Sudden Infant Death Syndrome(SIDS) /
Sudden Unexplained Infant Death (SUID)
Fact Sheet
According to the National Center on Health Statistics (NCHS) 2,523 infants died of SIDS in the United States in 2000. Sudden Infant Death Syndrome (SIDS) is the sudden death of an infant under one year of age which remains unexplained after completion of a complete autopsy, examination of the death scene and review of the baby’s health history. If any of these three steps are not conducted, a SIDS diagnosis should not be made. The SIDS diagnosis reflects the clear admission by medical examiners that an infant’s death remains completely unexplained.

One model that guides our understanding of SIDS is the triple risk hypothesis. An infant is believed to be at the highest risk for SIDS when three risk variables converge for him or her: 1) a physiological defect; 2) the critical development period (SIDS risk peaks between two and four months of age); and 3) environmental stressors such as sleeping face down, exposure to second-hand smoke or overheating while wrapped in heavy blankets.

Studies throughout the world have found that infants that sleep on their backs are much less likely to die of SIDS. Although the reasons for this are still not fully explained, the U.S launched the Back to Sleep education campaign in 1994. Since then, the rate of SIDS deaths has been reduced by more than half. Between 1983 and 1992, more than 5,000 babies died each year due to SIDS in the U.S. By 1999, this number had dropped to 2,648.
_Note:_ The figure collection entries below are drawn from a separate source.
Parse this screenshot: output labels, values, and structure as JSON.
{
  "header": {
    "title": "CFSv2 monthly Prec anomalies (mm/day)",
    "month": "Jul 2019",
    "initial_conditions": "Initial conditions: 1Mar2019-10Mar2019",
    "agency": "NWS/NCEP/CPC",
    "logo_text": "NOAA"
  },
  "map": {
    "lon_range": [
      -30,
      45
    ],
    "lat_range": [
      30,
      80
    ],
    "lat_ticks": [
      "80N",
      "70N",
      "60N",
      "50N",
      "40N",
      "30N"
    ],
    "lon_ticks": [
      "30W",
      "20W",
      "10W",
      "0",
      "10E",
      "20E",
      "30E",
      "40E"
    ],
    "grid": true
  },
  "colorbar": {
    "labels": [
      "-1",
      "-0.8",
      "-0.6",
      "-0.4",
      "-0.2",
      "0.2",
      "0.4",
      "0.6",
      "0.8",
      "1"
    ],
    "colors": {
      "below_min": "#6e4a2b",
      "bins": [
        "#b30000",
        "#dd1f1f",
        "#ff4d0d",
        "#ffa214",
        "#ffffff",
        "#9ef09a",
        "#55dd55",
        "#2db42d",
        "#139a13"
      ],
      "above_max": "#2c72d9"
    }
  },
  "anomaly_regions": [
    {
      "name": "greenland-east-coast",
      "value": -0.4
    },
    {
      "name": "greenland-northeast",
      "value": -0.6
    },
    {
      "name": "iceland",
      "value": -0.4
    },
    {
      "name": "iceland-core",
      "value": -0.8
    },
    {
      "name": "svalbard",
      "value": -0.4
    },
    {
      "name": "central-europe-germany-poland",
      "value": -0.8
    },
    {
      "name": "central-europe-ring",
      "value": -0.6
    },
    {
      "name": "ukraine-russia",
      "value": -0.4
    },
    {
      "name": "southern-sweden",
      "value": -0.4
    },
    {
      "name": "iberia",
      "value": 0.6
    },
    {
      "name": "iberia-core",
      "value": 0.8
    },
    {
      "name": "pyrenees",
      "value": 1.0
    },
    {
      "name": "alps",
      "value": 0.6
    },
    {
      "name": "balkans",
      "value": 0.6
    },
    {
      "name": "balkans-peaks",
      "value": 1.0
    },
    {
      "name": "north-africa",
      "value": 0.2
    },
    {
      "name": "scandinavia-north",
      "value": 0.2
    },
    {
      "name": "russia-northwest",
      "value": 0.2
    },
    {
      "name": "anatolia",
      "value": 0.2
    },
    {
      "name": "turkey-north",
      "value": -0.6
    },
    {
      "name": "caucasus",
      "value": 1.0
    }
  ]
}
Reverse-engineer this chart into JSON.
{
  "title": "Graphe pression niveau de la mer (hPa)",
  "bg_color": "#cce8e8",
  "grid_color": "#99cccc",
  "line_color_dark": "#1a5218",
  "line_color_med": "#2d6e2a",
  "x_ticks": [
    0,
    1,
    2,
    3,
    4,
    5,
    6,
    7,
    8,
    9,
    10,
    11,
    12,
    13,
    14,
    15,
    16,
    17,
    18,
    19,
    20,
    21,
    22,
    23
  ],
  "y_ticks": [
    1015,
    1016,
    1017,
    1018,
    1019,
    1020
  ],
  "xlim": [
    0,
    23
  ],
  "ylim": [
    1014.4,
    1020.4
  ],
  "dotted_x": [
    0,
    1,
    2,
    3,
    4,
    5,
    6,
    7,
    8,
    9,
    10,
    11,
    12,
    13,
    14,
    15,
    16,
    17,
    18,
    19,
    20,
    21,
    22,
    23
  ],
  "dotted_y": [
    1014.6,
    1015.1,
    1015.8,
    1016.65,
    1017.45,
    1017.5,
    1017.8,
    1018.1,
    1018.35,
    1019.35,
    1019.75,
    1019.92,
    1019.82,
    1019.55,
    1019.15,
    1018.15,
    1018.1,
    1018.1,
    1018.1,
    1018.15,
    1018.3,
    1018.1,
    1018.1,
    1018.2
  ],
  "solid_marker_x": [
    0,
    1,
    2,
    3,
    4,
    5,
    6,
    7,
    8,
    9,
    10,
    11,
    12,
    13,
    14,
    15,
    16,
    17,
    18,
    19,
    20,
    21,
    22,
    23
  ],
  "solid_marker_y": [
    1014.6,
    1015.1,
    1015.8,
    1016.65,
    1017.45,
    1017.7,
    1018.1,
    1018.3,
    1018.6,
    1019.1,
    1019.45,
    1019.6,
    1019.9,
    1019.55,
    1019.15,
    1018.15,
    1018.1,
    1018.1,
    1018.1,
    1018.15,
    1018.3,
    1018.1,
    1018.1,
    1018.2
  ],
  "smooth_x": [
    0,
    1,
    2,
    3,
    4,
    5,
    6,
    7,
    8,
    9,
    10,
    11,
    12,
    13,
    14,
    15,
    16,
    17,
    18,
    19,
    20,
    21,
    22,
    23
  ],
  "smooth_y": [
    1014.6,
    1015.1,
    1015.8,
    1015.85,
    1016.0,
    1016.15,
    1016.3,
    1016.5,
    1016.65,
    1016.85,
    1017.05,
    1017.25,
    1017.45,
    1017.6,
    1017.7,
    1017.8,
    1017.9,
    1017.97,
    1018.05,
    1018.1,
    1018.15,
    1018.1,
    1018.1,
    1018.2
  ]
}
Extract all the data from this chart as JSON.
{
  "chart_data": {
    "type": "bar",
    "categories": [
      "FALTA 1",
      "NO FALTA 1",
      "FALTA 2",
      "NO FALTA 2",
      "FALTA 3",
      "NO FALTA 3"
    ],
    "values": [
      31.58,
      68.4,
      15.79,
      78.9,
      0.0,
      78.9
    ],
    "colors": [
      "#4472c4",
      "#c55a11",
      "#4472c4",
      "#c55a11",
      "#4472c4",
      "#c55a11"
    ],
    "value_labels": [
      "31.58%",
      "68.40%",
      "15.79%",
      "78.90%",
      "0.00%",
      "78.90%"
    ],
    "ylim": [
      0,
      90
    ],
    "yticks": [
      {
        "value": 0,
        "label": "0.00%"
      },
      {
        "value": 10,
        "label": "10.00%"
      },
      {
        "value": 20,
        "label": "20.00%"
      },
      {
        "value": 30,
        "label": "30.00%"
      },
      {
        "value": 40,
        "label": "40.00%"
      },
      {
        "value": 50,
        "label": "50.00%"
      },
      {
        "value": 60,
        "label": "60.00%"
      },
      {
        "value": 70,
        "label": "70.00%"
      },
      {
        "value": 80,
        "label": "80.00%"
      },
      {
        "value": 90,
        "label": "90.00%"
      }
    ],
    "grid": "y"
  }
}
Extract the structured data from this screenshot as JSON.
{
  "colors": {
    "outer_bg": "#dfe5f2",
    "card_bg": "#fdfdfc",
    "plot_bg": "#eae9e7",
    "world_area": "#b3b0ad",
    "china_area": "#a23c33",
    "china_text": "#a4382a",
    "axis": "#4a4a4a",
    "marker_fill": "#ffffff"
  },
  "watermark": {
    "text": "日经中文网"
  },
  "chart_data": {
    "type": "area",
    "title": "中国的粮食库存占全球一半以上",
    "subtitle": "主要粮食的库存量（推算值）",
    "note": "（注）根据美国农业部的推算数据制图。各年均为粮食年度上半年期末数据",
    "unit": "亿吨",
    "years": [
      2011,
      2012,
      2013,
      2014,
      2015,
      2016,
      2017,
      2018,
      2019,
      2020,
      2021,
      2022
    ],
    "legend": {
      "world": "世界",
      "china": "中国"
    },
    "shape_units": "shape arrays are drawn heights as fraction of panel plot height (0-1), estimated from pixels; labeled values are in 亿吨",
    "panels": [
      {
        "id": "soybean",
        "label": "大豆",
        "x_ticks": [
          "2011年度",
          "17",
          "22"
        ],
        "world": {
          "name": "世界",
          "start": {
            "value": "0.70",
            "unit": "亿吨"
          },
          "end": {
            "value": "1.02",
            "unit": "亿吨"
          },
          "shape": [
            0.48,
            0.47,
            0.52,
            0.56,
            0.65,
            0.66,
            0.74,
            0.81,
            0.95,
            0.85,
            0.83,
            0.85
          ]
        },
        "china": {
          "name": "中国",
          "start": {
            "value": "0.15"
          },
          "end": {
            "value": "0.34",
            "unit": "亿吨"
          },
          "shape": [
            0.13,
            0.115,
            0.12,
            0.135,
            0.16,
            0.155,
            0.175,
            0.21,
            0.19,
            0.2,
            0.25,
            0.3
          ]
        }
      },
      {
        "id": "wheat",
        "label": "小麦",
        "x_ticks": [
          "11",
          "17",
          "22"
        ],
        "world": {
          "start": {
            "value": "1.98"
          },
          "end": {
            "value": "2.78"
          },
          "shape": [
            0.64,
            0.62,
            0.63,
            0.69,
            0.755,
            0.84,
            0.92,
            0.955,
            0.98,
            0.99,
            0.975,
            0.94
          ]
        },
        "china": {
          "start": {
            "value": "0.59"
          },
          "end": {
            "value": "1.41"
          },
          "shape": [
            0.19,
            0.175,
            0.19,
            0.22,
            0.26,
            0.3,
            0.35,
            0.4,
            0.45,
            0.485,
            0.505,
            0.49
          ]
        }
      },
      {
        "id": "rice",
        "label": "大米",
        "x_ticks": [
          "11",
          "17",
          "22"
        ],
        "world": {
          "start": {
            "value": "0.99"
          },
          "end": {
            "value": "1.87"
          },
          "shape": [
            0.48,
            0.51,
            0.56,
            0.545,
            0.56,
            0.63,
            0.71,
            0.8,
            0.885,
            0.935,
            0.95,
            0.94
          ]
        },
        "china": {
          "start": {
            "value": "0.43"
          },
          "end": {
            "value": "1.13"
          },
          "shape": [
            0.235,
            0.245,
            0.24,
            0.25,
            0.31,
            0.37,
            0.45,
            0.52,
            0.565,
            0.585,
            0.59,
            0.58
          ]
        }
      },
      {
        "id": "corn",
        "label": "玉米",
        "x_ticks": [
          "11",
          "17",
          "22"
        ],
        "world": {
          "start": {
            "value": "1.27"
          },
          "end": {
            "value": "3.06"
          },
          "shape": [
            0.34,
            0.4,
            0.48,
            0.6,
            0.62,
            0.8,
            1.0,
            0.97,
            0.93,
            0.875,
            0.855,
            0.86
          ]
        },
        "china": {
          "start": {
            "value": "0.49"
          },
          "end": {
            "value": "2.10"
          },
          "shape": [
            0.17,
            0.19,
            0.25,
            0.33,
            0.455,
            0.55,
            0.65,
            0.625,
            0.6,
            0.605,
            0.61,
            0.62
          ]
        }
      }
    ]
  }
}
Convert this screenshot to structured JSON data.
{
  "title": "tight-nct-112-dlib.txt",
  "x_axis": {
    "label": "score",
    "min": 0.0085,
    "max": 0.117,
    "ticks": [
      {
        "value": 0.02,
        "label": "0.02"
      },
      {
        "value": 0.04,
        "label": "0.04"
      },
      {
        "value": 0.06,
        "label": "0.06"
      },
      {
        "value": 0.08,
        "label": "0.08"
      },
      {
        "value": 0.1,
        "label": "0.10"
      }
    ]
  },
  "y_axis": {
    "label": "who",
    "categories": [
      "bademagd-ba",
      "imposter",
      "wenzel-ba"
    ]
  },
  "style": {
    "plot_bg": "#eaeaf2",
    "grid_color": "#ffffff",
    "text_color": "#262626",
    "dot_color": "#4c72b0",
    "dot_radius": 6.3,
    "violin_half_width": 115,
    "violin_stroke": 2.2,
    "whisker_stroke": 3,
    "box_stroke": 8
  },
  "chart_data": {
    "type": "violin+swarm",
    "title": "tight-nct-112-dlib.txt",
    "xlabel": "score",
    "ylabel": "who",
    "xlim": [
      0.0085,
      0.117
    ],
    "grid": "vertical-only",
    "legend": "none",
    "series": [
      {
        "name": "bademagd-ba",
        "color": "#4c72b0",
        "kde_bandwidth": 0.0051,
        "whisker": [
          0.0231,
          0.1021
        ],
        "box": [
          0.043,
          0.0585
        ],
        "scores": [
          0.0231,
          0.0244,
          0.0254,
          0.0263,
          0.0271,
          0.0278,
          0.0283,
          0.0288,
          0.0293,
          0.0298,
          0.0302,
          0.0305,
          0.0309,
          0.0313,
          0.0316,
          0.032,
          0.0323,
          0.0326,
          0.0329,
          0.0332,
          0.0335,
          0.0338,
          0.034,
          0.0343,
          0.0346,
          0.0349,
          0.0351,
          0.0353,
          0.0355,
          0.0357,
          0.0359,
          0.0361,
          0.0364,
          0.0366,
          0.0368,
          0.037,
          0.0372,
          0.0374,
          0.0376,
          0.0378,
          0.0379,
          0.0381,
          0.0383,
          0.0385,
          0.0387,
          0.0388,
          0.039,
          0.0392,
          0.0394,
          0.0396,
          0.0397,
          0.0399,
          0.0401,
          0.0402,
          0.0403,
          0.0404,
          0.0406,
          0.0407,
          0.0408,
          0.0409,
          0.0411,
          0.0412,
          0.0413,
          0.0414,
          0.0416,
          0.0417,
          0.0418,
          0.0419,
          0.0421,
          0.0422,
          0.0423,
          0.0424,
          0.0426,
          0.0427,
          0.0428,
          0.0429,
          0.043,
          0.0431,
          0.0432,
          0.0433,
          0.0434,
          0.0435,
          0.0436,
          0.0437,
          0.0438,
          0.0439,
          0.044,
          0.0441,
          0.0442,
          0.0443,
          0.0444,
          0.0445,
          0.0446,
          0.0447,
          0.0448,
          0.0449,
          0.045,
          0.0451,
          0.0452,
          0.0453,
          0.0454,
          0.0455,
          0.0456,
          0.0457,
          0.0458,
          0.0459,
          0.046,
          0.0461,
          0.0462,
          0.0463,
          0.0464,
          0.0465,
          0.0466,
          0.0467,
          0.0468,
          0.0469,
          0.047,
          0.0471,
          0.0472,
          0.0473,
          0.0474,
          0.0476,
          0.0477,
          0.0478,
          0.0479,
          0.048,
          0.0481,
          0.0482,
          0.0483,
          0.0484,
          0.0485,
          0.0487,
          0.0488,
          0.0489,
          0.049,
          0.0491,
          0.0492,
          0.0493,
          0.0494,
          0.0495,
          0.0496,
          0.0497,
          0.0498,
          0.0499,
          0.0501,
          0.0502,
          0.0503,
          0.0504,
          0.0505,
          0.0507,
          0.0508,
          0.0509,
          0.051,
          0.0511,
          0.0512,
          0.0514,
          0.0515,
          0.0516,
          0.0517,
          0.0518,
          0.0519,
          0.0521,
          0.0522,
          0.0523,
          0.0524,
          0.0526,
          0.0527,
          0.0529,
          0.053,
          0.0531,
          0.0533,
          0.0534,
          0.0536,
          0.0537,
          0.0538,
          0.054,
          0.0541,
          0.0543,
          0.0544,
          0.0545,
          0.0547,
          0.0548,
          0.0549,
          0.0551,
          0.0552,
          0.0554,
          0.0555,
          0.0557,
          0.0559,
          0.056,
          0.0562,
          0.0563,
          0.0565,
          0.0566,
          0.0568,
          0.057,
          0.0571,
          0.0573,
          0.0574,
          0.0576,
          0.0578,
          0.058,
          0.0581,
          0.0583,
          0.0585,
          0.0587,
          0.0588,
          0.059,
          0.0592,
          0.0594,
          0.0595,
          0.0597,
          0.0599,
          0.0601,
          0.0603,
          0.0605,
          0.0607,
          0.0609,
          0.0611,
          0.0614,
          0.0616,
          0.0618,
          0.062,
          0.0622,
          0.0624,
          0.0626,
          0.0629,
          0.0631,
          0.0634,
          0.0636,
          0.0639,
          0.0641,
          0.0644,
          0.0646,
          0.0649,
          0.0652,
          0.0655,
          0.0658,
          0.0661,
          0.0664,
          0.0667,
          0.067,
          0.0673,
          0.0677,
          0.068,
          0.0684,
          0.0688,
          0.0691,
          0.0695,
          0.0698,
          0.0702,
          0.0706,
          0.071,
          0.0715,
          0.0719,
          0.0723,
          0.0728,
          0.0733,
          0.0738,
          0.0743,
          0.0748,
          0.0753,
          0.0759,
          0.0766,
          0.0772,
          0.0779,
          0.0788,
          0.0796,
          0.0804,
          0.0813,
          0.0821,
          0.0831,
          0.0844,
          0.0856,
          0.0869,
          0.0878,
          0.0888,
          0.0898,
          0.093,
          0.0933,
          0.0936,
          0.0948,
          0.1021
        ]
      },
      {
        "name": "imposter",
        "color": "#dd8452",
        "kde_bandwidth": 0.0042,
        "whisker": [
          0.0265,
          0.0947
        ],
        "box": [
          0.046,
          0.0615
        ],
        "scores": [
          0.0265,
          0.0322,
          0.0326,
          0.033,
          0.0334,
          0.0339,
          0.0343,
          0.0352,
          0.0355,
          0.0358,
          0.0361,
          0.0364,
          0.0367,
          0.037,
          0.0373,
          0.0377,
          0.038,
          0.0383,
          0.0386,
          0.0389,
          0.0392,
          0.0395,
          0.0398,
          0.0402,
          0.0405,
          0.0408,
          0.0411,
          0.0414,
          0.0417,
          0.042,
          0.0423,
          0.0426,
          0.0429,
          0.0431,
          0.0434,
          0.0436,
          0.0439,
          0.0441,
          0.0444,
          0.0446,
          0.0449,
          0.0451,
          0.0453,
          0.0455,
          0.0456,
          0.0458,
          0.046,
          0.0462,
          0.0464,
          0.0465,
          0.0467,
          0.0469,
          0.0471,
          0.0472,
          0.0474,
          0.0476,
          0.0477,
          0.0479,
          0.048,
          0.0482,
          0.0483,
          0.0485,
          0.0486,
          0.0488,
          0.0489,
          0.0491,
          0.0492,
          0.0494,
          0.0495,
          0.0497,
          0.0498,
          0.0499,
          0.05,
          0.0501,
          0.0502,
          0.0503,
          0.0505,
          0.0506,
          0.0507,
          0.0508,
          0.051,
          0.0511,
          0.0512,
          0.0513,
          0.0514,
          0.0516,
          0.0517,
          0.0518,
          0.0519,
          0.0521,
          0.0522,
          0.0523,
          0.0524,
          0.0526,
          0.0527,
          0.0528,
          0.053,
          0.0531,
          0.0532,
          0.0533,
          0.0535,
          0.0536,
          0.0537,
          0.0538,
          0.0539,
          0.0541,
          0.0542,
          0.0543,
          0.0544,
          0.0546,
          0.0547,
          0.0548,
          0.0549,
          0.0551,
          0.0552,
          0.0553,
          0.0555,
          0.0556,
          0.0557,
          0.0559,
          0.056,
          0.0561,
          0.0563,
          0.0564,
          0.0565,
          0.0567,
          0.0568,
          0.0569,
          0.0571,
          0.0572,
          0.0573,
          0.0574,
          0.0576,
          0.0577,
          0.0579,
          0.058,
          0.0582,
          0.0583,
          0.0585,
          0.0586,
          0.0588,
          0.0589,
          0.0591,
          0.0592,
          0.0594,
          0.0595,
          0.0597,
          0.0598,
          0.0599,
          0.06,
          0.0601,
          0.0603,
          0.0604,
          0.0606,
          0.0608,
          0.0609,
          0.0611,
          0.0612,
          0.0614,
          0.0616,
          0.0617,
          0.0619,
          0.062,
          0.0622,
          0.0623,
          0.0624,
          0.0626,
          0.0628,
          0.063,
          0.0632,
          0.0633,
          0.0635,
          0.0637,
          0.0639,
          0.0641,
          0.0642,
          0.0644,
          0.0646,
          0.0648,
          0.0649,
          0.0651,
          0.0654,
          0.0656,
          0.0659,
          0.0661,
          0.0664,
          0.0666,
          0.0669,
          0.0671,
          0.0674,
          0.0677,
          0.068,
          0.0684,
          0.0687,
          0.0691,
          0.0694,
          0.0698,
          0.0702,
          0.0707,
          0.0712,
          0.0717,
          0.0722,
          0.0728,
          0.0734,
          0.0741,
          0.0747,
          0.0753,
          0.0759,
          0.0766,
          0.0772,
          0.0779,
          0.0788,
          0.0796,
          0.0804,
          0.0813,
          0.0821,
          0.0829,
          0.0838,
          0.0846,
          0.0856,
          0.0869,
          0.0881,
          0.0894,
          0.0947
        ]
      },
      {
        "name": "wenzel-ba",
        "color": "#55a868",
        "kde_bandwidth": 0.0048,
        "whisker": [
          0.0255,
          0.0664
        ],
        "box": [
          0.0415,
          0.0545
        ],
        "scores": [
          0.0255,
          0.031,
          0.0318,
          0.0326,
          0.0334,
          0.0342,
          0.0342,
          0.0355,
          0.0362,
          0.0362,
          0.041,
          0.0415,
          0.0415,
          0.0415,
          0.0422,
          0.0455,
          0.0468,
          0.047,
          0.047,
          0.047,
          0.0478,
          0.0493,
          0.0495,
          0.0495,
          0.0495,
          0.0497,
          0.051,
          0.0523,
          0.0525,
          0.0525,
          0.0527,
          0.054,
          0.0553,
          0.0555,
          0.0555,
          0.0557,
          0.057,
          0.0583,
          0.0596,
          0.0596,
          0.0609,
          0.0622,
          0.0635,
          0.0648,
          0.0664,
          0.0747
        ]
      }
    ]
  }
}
Despite major improvements, SIDS remains the leading cause of death for infants between one month and one year of age. Racial and ethnic disparities are still evident in SIDS rates nationwide. Blacks and American Indians still have rates two to three times higher than the national average. Many believe one major reason for this is that the Back to Sleep message is not effectively reaching these populations of parents and caregivers.
Major Risk Factors
  • Infants sleeping on their stomachs.
  • Soft infant sleep surfaces and loose bedding.
  • Maternal smoking during pregnancy.
  • Second-hand smoke exposure.
  • Overheating.
  • Prematurity and/or low birth weight.
  • Infants that share a bed with others.
  • Place and position where child was sleeping or playing.
  • Type of bedding, blankets and other objects near child.
  • Faulty design of cribs or beds.
  • Number of and ages of persons sleeping with child.
  • Obesity, fatigue, or drug or alcohol use by persons supervising or sleeping with child.
  • Quality of supervision at time of death.
  • Family’s ability to provide safe sleep or play environment for child.
Records Needed for Case Review
  • Autopsy reports
  • Scene investigation reports and photos
  • Prenatal, birth and health records
  • Interviews with family members
  • Day Care Licensing investigative reports
  • EMS run reports
  • Emergency Department reports
  • Prior CPS history on child, caregivers and person supervising child at time of death
  • Criminal background checks on person supervising the child at time of death
  • Reports of home visits from public health or other services
  • Any information on prior deaths of children in family
Resources
Prevention
  • Education at childbirth classes and in hospitals to expectant and new parents on safe infant sleep environments.
  • In-hospital assessments by nurses with parents to assess a baby’s sleep environment when it goes home.
  • Crib distribution programs for families.
  • Smoking cessation education and support for pregnant and parenting women and other caregivers.
  • Working with hospitals and providers to make sure that every infant that leaves the hospital has a primary care provider established.
  • The “Back to Sleep” campaign.
  • Specific messages targeted to families and childcare providers who traditionally practice stomach sleep positions.
  • Education to health care providers on giving guidance on SIDS risk reduction to parents and caregivers.
  • Licensing requirements for daycare providers on safe sleep environments and infant sleep positions.